Alors, quels pouvaient-ils être ? Il y a d'abord ces écrits que je pourrais qualifier comme étant ceux où s'enregistre ou se témoigne l'acuité ou l'ampleur du malaise dans la civilisation. Je ferais ainsi un sort à tous ces témoignages que recueille la presse, ou des écrits qui paraissent et où se manifestent soit des événements de l'Histoire soit des symptômes de ce que Lacan épingle comme étant la résistance, toujours plus accrue et plus subtile, à la psychanalyse. On pourrait presque dire qu'il y a chez Lacan un concept de l'histoire qui est celui-là : une histoire du refoulement de la découverte à laquelle Freud a apposé son nom, particulièrement en France.

Et puis Lacan ne cesse de faire des allusions plus ou moins appuyées à l'actualité culturelle : les livres et les articles qui paraissent ou qu'on lui envoie, mais aussi des expositions ou des films. Or il ne se contente pas seulement de faire l'échotier ; Lacan nous donne à savoir de ses lectures, et de sa lecture de textes – que je mettrai d'ailleurs sur le même plan, alors qu'il s'agit des deux versants possibles d'un usage de la lettre –, qui se répartissent entre les écrits scientifiques et les œuvres littéraires.

Ce que je veux laisser entendre par là, par la mise en évidence de ce point de vue de lecture, qui est profondément freudien, c'est que Lacan n'a jamais choisi entre les deux acceptions du mot « lettre », il n'a jamais tranché entre la lettre comme instrument de formalisation et la lettre comme support d'une lecture de la langue. Et c'est ce dont nous devrions tenir le plus grand compte dans nos futures décisions quant aux protocoles de transcription, où il nous faudra constamment indexer l'acception des mots dans la langue naturelle en même temps que la leur dans la langue formelle, autrement dit : dans le langage et le métalangage, dans la mesure même où, il n'y en a soi-disant pas.
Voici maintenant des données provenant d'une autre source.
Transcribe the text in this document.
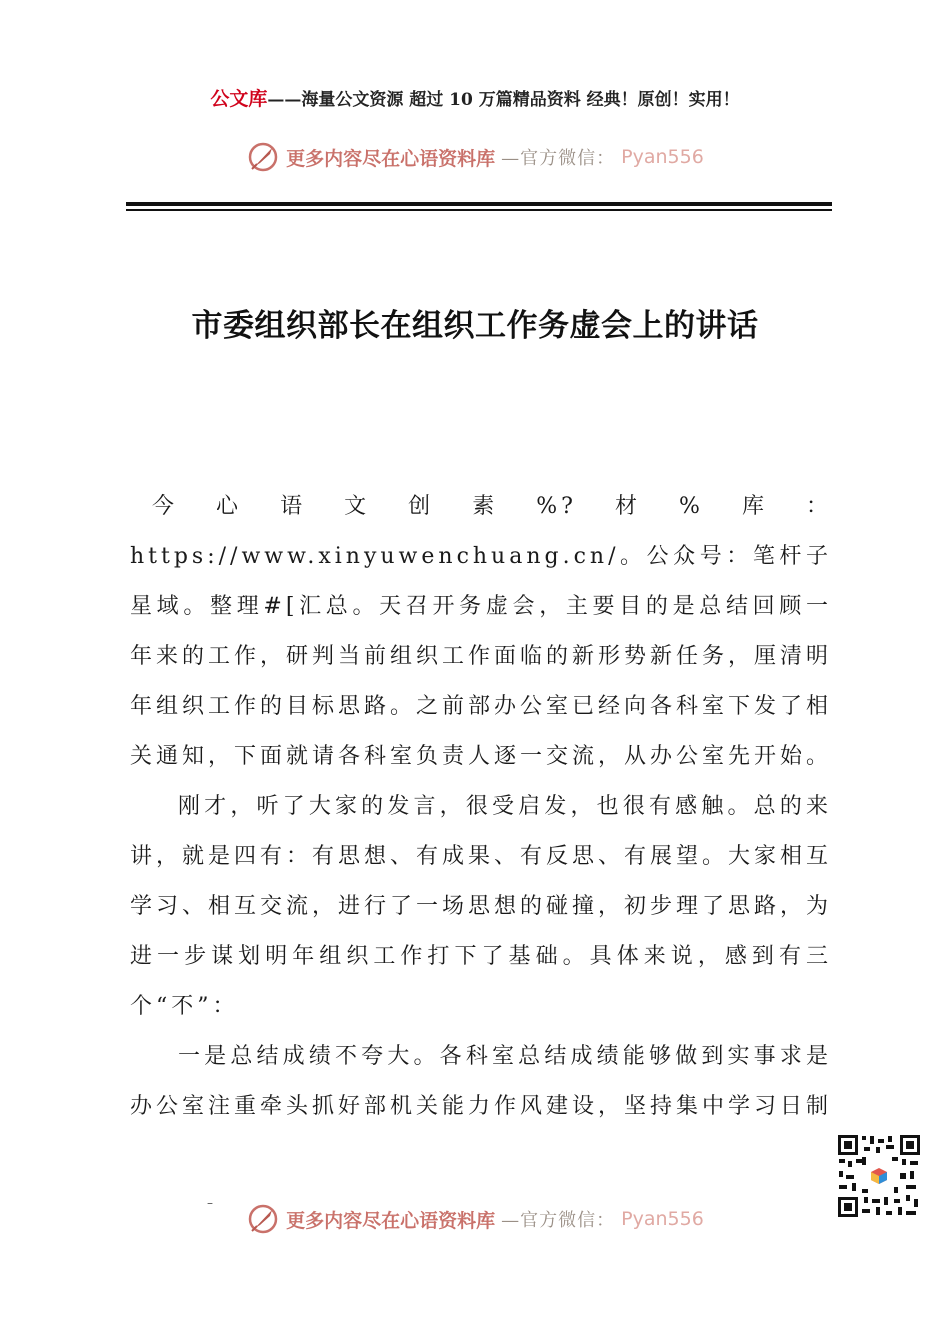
公文库——海量公文资源 超过 10 万篇精品资料 经典！原创！实用！
更多内容尽在心语资料库 —官方微信： Pyan556
市委组织部长在组织工作务虚会上的讲话

今心语文创素%?材%库：https://www.xinyuwenchuang.cn/。公众号：笔杆子星域。整理#[汇总。天召开务虚会，主要目的是总结回顾一年来的工作，研判当前组织工作面临的新形势新任务，厘清明年组织工作的目标思路。之前部办公室已经向各科室下发了相关通知，下面就请各科室负责人逐一交流，从办公室先开始。

刚才，听了大家的发言，很受启发，也很有感触。总的来讲，就是四有：有思想、有成果、有反思、有展望。大家相互学习、相互交流，进行了一场思想的碰撞，初步理了思路，为进一步谋划明年组织工作打下了基础。具体来说，感到有三个“不”：

一是总结成绩不夸大。各科室总结成绩能够做到实事求是办公室注重牵头抓好部机关能力作风建设，坚持集中学习日制

–
更多内容尽在心语资料库 —官方微信： Pyan556
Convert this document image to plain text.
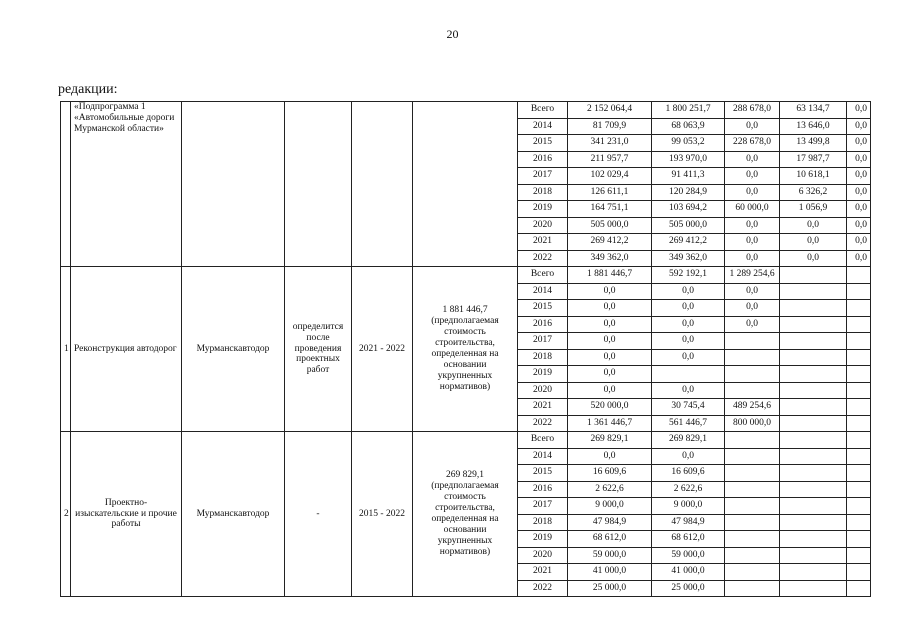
20
редакции:
	«Подпрограмма 1 «Автомобильные дороги Мурманской области»					Всего	2 152 064,4	1 800 251,7	288 678,0	63 134,7	0,0
						2014	81 709,9	68 063,9	0,0	13 646,0	0,0
						2015	341 231,0	99 053,2	228 678,0	13 499,8	0,0
						2016	211 957,7	193 970,0	0,0	17 987,7	0,0
						2017	102 029,4	91 411,3	0,0	10 618,1	0,0
						2018	126 611,1	120 284,9	0,0	6 326,2	0,0
						2019	164 751,1	103 694,2	60 000,0	1 056,9	0,0
						2020	505 000,0	505 000,0	0,0	0,0	0,0
						2021	269 412,2	269 412,2	0,0	0,0	0,0
						2022	349 362,0	349 362,0	0,0	0,0	0,0
1	Реконструкция автодорог	Мурманскавтодор	определится после проведения проектных работ	2021 - 2022	1 881 446,7 (предполагаемая стоимость строительства, определенная на основании укрупненных нормативов)	Всего	1 881 446,7	592 192,1	1 289 254,6		
						2014	0,0	0,0	0,0		
						2015	0,0	0,0	0,0		
						2016	0,0	0,0	0,0		
						2017	0,0	0,0			
						2018	0,0	0,0			
						2019	0,0				
						2020	0,0	0,0			
						2021	520 000,0	30 745,4	489 254,6		
						2022	1 361 446,7	561 446,7	800 000,0		
2	Проектно-изыскательские и прочие работы	Мурманскавтодор	-	2015 - 2022	269 829,1 (предполагаемая стоимость строительства, определенная на основании укрупненных нормативов)	Всего	269 829,1	269 829,1			
						2014	0,0	0,0			
						2015	16 609,6	16 609,6			
						2016	2 622,6	2 622,6			
						2017	9 000,0	9 000,0			
						2018	47 984,9	47 984,9			
						2019	68 612,0	68 612,0			
						2020	59 000,0	59 000,0			
						2021	41 000,0	41 000,0			
						2022	25 000,0	25 000,0			
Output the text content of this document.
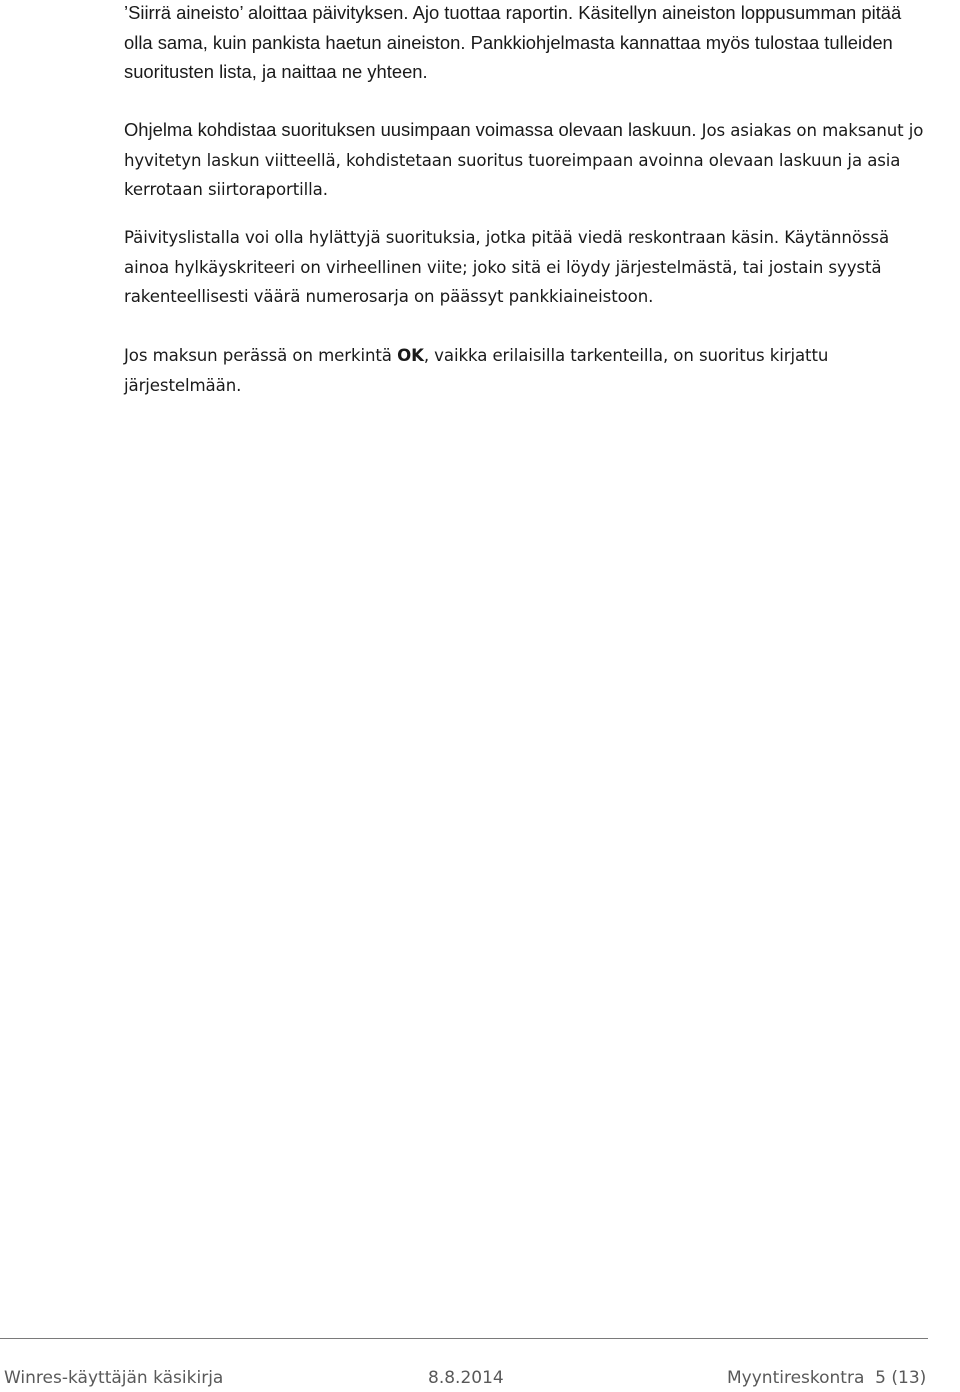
’Siirrä aineisto’ aloittaa päivityksen. Ajo tuottaa raportin. Käsitellyn aineiston loppusumman pitää
olla sama, kuin pankista haetun aineiston. Pankkiohjelmasta kannattaa myös tulostaa tulleiden
suoritusten lista, ja naittaa ne yhteen.
Ohjelma kohdistaa suorituksen uusimpaan voimassa olevaan laskuun. Jos asiakas on maksanut jo
hyvitetyn laskun viitteellä, kohdistetaan suoritus tuoreimpaan avoinna olevaan laskuun ja asia
kerrotaan siirtoraportilla.
Päivityslistalla voi olla hylättyjä suorituksia, jotka pitää viedä reskontraan käsin. Käytännössä
ainoa hylkäyskriteeri on virheellinen viite; joko sitä ei löydy järjestelmästä, tai jostain syystä
rakenteellisesti väärä numerosarja on päässyt pankkiaineistoon.
Jos maksun perässä on merkintä OK, vaikka erilaisilla tarkenteilla, on suoritus kirjattu
järjestelmään.
Winres-käyttäjän käsikirja	8.8.2014	Myyntireskontra  5 (13)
Mais il y a une autre catégorie de textes, qui pose sans doute moins de difficultés, dans la mesure où ils se veulent plus directement conceptuels : je veux parler de ceux où s'exprime le discours de la philosophie. Dans ce séminaire, c'est essentiellement avec Pascal et Hegel que Lacan dialogue.

Mais il y a aussi les productions de ceux que je pourrais désigner comme étant des grands « compagnons de route » : Althusser, qu'il évoque à maintes reprises avec révérence et respect, mais sans le citer ; Foucault, à la conférence duquel il se rend pour en parler ensuite à son séminaire (s'agissant de la conférence sur « Qu'est-ce qu'un auteur ? », cela pouvait se comprendre !), Deleuze enfin, dont il parle à plusieurs reprises. Je souligne, à propos de ce dernier, que c'est l'époque où il publie la plupart de ses grands textes, avant l'embargo mis par Guattari sur une pensée qui n'avait rien d'antinomique avec la psychanalyse.
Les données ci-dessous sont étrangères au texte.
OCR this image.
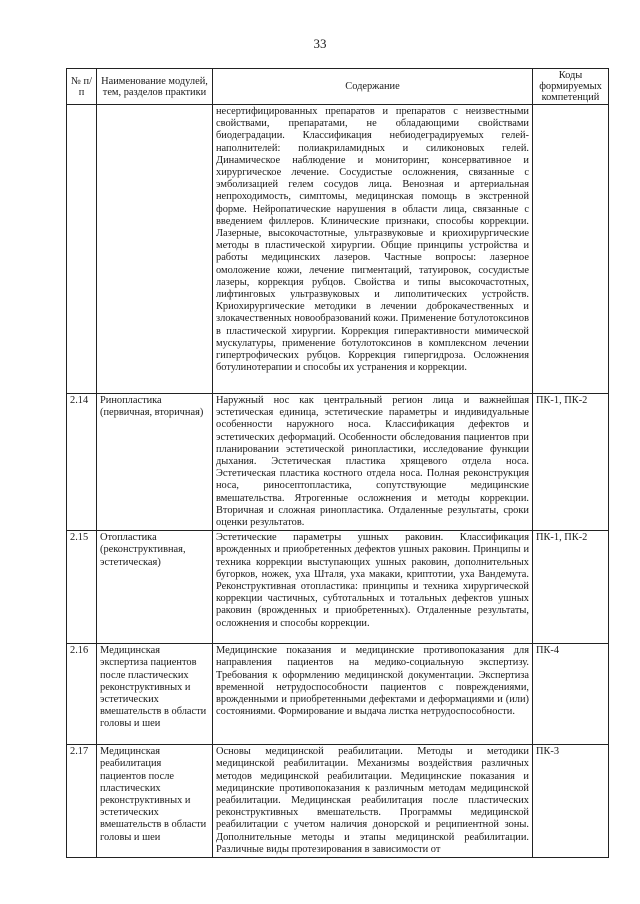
33
№ п/п	Наименование модулей, тем, разделов практики	Содержание	Коды формируемых компетенций
		несертифицированных препаратов и препаратов с неизвестными свойствами, препаратами, не обладающими свойствами биодеградации. Классификация небиодеградируемых гелей-наполнителей: полиакриламидных и силиконовых гелей. Динамическое наблюдение и мониторинг, консервативное и хирургическое лечение. Сосудистые осложнения, связанные с эмболизацией гелем сосудов лица. Венозная и артериальная непроходимость, симптомы, медицинская помощь в экстренной форме. Нейропатические нарушения в области лица, связанные с введением филлеров. Клинические признаки, способы коррекции. Лазерные, высокочастотные, ультразвуковые и криохирургические методы в пластической хирургии. Общие принципы устройства и работы медицинских лазеров. Частные вопросы: лазерное омоложение кожи, лечение пигментаций, татуировок, сосудистые лазеры, коррекция рубцов. Свойства и типы высокочастотных, лифтинговых ультразвуковых и липолитических устройств. Криохирургические методики в лечении доброкачественных и злокачественных новообразований кожи. Применение ботулотоксинов в пластической хирургии. Коррекция гиперактивности мимической мускулатуры, применение ботулотоксинов в комплексном лечении гипертрофических рубцов. Коррекция гипергидроза. Осложнения ботулинотерапии и способы их устранения и коррекции.	
2.14	Ринопластика (первичная, вторичная)	Наружный нос как центральный регион лица и важнейшая эстетическая единица, эстетические параметры и индивидуальные особенности наружного носа. Классификация дефектов и эстетических деформаций. Особенности обследования пациентов при планировании эстетической ринопластики, исследование функции дыхания. Эстетическая пластика хрящевого отдела носа. Эстетическая пластика костного отдела носа. Полная реконструкция носа, риносептопластика, сопутствующие медицинские вмешательства. Ятрогенные осложнения и методы коррекции. Вторичная и сложная ринопластика. Отдаленные результаты, сроки оценки результатов.	ПК-1, ПК-2
2.15	Отопластика (реконструктивная, эстетическая)	Эстетические параметры ушных раковин. Классификация врожденных и приобретенных дефектов ушных раковин. Принципы и техника коррекции выступающих ушных раковин, дополнительных бугорков, ножек, уха Шталя, уха макаки, криптотии, уха Вандемута. Реконструктивная отопластика: принципы и техника хирургической коррекции частичных, субтотальных и тотальных дефектов ушных раковин (врожденных и приобретенных). Отдаленные результаты, осложнения и способы коррекции.	ПК-1, ПК-2
2.16	Медицинская экспертиза пациентов после пластических реконструктивных и эстетических вмешательств в области головы и шеи	Медицинские показания и медицинские противопоказания для направления пациентов на медико-социальную экспертизу. Требования к оформлению медицинской документации. Экспертиза временной нетрудоспособности пациентов с повреждениями, врожденными и приобретенными дефектами и деформациями и (или) состояниями. Формирование и выдача листка нетрудоспособности.	ПК-4
2.17	Медицинская реабилитация пациентов после пластических реконструктивных и эстетических вмешательств в области головы и шеи	Основы медицинской реабилитации. Методы и методики медицинской реабилитации. Механизмы воздействия различных методов медицинской реабилитации. Медицинские показания и медицинские противопоказания к различным методам медицинской реабилитации. Медицинская реабилитация после пластических реконструктивных вмешательств. Программы медицинской реабилитации с учетом наличия донорской и реципиентной зоны. Дополнительные методы и этапы медицинской реабилитации. Различные виды протезирования в зависимости от	ПК-3
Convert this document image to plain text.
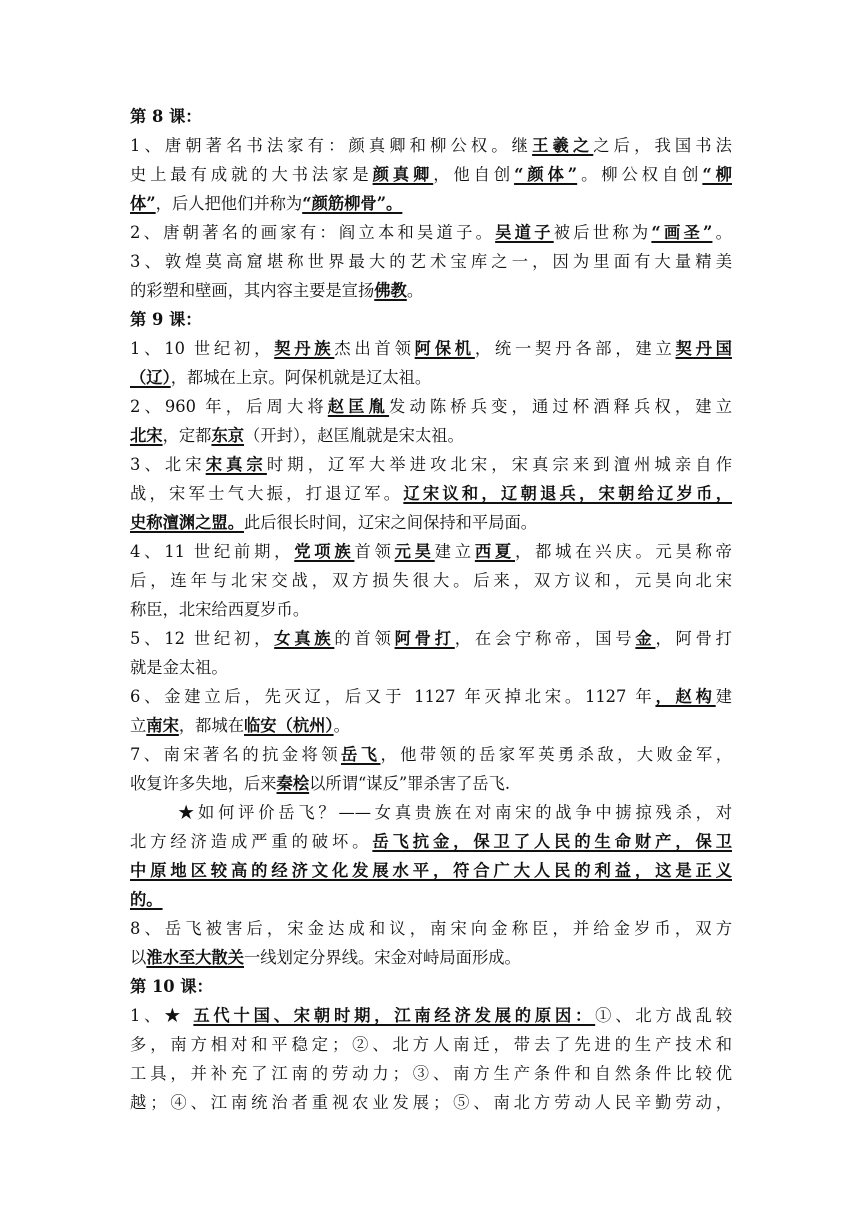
第 8 课：
1、唐朝著名书法家有：颜真卿和柳公权。继王羲之之后，我国书法
史上最有成就的大书法家是颜真卿，他自创“颜体”。柳公权自创“柳
体”，后人把他们并称为“颜筋柳骨”。
2、唐朝著名的画家有：阎立本和吴道子。吴道子被后世称为“画圣”。
3、敦煌莫高窟堪称世界最大的艺术宝库之一，因为里面有大量精美
的彩塑和壁画，其内容主要是宣扬佛教。
第 9 课：
1、10 世纪初，契丹族杰出首领阿保机，统一契丹各部，建立契丹国
（辽），都城在上京。阿保机就是辽太祖。
2、960 年，后周大将赵匡胤发动陈桥兵变，通过杯酒释兵权，建立
北宋，定都东京（开封），赵匡胤就是宋太祖。
3、北宋宋真宗时期，辽军大举进攻北宋，宋真宗来到澶州城亲自作
战，宋军士气大振，打退辽军。辽宋议和，辽朝退兵，宋朝给辽岁币，
史称澶渊之盟。此后很长时间，辽宋之间保持和平局面。
4、11 世纪前期，党项族首领元昊建立西夏，都城在兴庆。元昊称帝
后，连年与北宋交战，双方损失很大。后来，双方议和，元昊向北宋
称臣，北宋给西夏岁币。
5、12 世纪初，女真族的首领阿骨打，在会宁称帝，国号金，阿骨打
就是金太祖。
6、金建立后，先灭辽，后又于 1127 年灭掉北宋。1127 年，赵构建
立南宋，都城在临安（杭州）。
7、南宋著名的抗金将领岳飞，他带领的岳家军英勇杀敌，大败金军，
收复许多失地，后来秦桧以所谓“谋反”罪杀害了岳飞.
★如何评价岳飞？——女真贵族在对南宋的战争中掳掠残杀，对
北方经济造成严重的破坏。岳飞抗金，保卫了人民的生命财产，保卫
中原地区较高的经济文化发展水平，符合广大人民的利益，这是正义
的。
8、岳飞被害后，宋金达成和议，南宋向金称臣，并给金岁币，双方
以淮水至大散关一线划定分界线。宋金对峙局面形成。
第 10 课：
1、★ 五代十国、宋朝时期，江南经济发展的原因：①、北方战乱较
多，南方相对和平稳定；②、北方人南迁，带去了先进的生产技术和
工具，并补充了江南的劳动力；③、南方生产条件和自然条件比较优
越；④、江南统治者重视农业发展；⑤、南北方劳动人民辛勤劳动，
Lacan justement, qui avait senti le vent, en parle à propos du masochisme, par exemple, pour dénoncer — la formule vaut son pesant de fiel : « l'imbécillité frémissante qui règne au sein de la psychanalyse » ; il ne manque pas de saluer la publication de sa thèse : Différence et Répétition ; et surtout, il va faire un sort à la Logique du sens.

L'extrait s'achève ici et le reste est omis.